I went to a leafy liberal arts college oft mistaken for a foreign nation.  It was little known at the time and continues to be, outside of college counselors and irrational middle class private school kids with literary ambitions.  The kind of school where you literally know everyone on campus and easily spot the "visitor" on weekends - pet names for the more creatively fashioned students abound (my favorite was "birdman" and "dark helmet").  A school like this doesn't produce many "heroes" on campus - to stand out is to be critiqued.  Yet there was one who remains a hero, I assume, to this day.

The trainer.  This particular college had a very famous swim team.   Colleges of this size embrace any kind of accolades they can acquire, and to have a well known swim team is something to furiously protect.  You'd think they'd have a first-rate training staff at least, and they did - but one of them was different enough to become something of a campus Hero.

Ok, so he flashed weird cards in front of your face to help heal your kinked back, and maybe he did actually stick his finger in my mouth once because my jaw was "clicking" - but whatever, the guy worked for $1 a year.  

$1 a year.  Larry Paige and Sergey Brin, co-founders of Google and Stevie Jobs, CEO of Apple all work for $1 a year.  Yeah, they make hundreds of millions in stock options, but hey, it's the thought that counts.

It's the thought that counts.  It does, and it vaulted a mere physical trainer to stardom on a campus more concerned with the going price of Natural Light at the campus liquor store ("army man" worked there) than the state of the lead butterfly-er (see, I didn't know crap about swimming).  His story was that some doctor bungled a surgery he went in for and the guy subsequently gained about 300 pounds from a hormonal imbalance.  Cue courtroom drama, settlement, riches.  Anyways for whatever reason the guy loved touching young college girls all day (wha?) and kept his job as a trainer, reducing his salary to $1 a year.

Ok, so Kobe can't take $1, but he can take the veteran's minimum at $1.25 million or whatever it is.  Think he's great now?  What if he was the first guy to reduce his salary?  Not only would that open doors to recruiting fresh talent, it would solidify his reputation as The Greatest Laker Ever.  Ok fine, maybe not solidify it but vault him to a position he's never known before.  Forget Colorado, forget the shaq debacle, forget the Raja Bell clothesline and the weird lawsuit with Vanessa and The Maid.  This would be his legacy.  The guy who tried to play for $1.

He'd make the difference back in endorsements.  Whatever couldn't be compensated for monetarily would be tripled in affection.  True affection - not just admiration or "respect for his game", but Derek Fisher level "he's a good dude" - type love.  

Come on, Kobe.

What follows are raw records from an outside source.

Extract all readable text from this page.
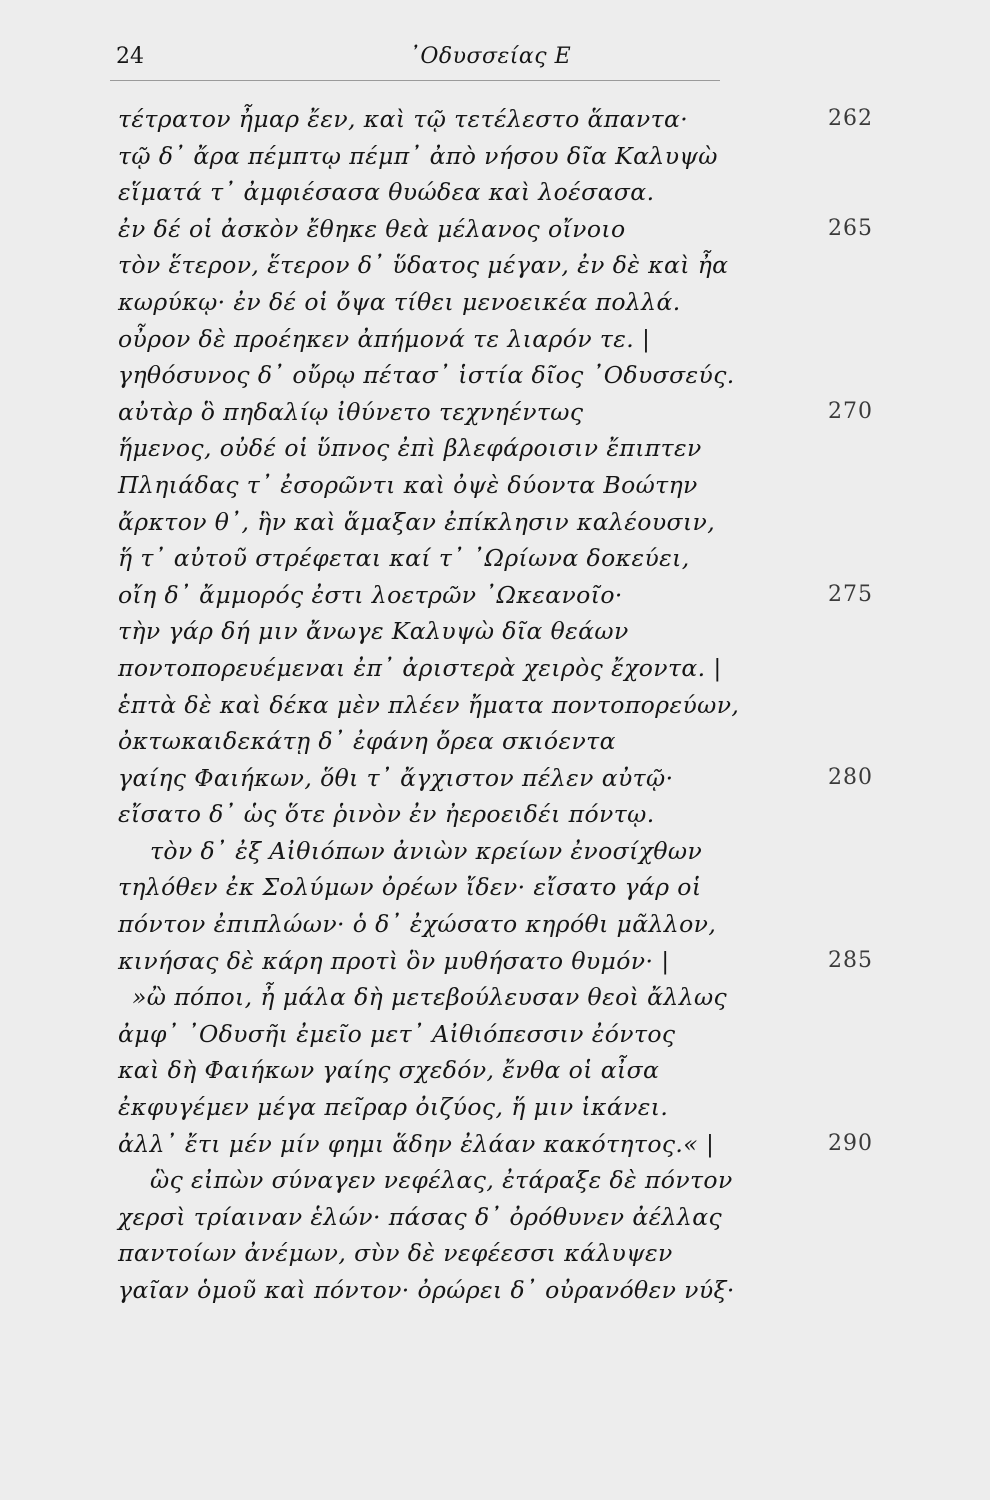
24	᾿Οδυσσείας Ε
τέτρατον ἦμαρ ἔεν, καὶ τῷ τετέλεστο ἅπαντα·	262
τῷ δ᾿ ἄρα πέμπτῳ πέμπ᾿ ἀπὸ νήσου δῖα Καλυψὼ
εἵματά τ᾿ ἀμφιέσασα θυώδεα καὶ λοέσασα.
ἐν δέ οἱ ἀσκὸν ἔθηκε θεὰ μέλανος οἴνοιο	265
τὸν ἕτερον, ἕτερον δ᾿ ὕδατος μέγαν, ἐν δὲ καὶ ἦα
κωρύκῳ· ἐν δέ οἱ ὄψα τίθει μενοεικέα πολλά.
οὖρον δὲ προέηκεν ἀπήμονά τε λιαρόν τε. |
γηθόσυνος δ᾿ οὔρῳ πέτασ᾿ ἱστία δῖος ᾿Οδυσσεύς.
αὐτὰρ ὃ πηδαλίῳ ἰθύνετο τεχνηέντως	270
ἥμενος, οὐδέ οἱ ὕπνος ἐπὶ βλεφάροισιν ἔπιπτεν
Πληιάδας τ᾿ ἐσορῶντι καὶ ὀψὲ δύοντα Βοώτην
ἄρκτον θ᾿, ἣν καὶ ἅμαξαν ἐπίκλησιν καλέουσιν,
ἥ τ᾿ αὐτοῦ στρέφεται καί τ᾿ ᾿Ωρίωνα δοκεύει,
οἴη δ᾿ ἄμμορός ἐστι λοετρῶν ᾿Ωκεανοῖο·	275
τὴν γάρ δή μιν ἄνωγε Καλυψὼ δῖα θεάων
ποντοπορευέμεναι ἐπ᾿ ἀριστερὰ χειρὸς ἔχοντα. |
ἑπτὰ δὲ καὶ δέκα μὲν πλέεν ἤματα ποντοπορεύων,
ὀκτωκαιδεκάτῃ δ᾿ ἐφάνη ὄρεα σκιόεντα
γαίης Φαιήκων, ὅθι τ᾿ ἄγχιστον πέλεν αὐτῷ·	280
εἴσατο δ᾿ ὡς ὅτε ῥινὸν ἐν ἠεροειδέι πόντῳ.
τὸν δ᾿ ἐξ Αἰθιόπων ἀνιὼν κρείων ἐνοσίχθων
τηλόθεν ἐκ Σολύμων ὀρέων ἴδεν· εἴσατο γάρ οἱ
πόντον ἐπιπλώων· ὁ δ᾿ ἐχώσατο κηρόθι μᾶλλον,
κινήσας δὲ κάρη προτὶ ὃν μυθήσατο θυμόν· |	285
»ὢ πόποι, ἦ μάλα δὴ μετεβούλευσαν θεοὶ ἄλλως
ἀμφ᾿ ᾿Οδυσῆι ἐμεῖο μετ᾿ Αἰθιόπεσσιν ἐόντος
καὶ δὴ Φαιήκων γαίης σχεδόν, ἔνθα οἱ αἶσα
ἐκφυγέμεν μέγα πεῖραρ ὀιζύος, ἥ μιν ἱκάνει.
ἀλλ᾿ ἔτι μέν μίν φημι ἅδην ἐλάαν κακότητος.« |	290
ὣς εἰπὼν σύναγεν νεφέλας, ἐτάραξε δὲ πόντον
χερσὶ τρίαιναν ἑλών· πάσας δ᾿ ὀρόθυνεν ἀέλλας
παντοίων ἀνέμων, σὺν δὲ νεφέεσσι κάλυψεν
γαῖαν ὁμοῦ καὶ πόντον· ὀρώρει δ᾿ οὐρανόθεν νύξ·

You've earned enough money.  What's more important, retiring super rich (which is happening either way) or retiring beloved.  You could have both.  This is a contract the Lakers would have no problem renegotiating.  Sick of hearing about the Miami Pound Machine?  Clear enough cap space to sign Carmelo in 2011.  Or fuck it, don't even sign Carmelo and just use the rest to run all of Staples Center on solar power.  

This is all a pipe dream, but hey - it would be cool.  And Kobe, if you're reading this - do it.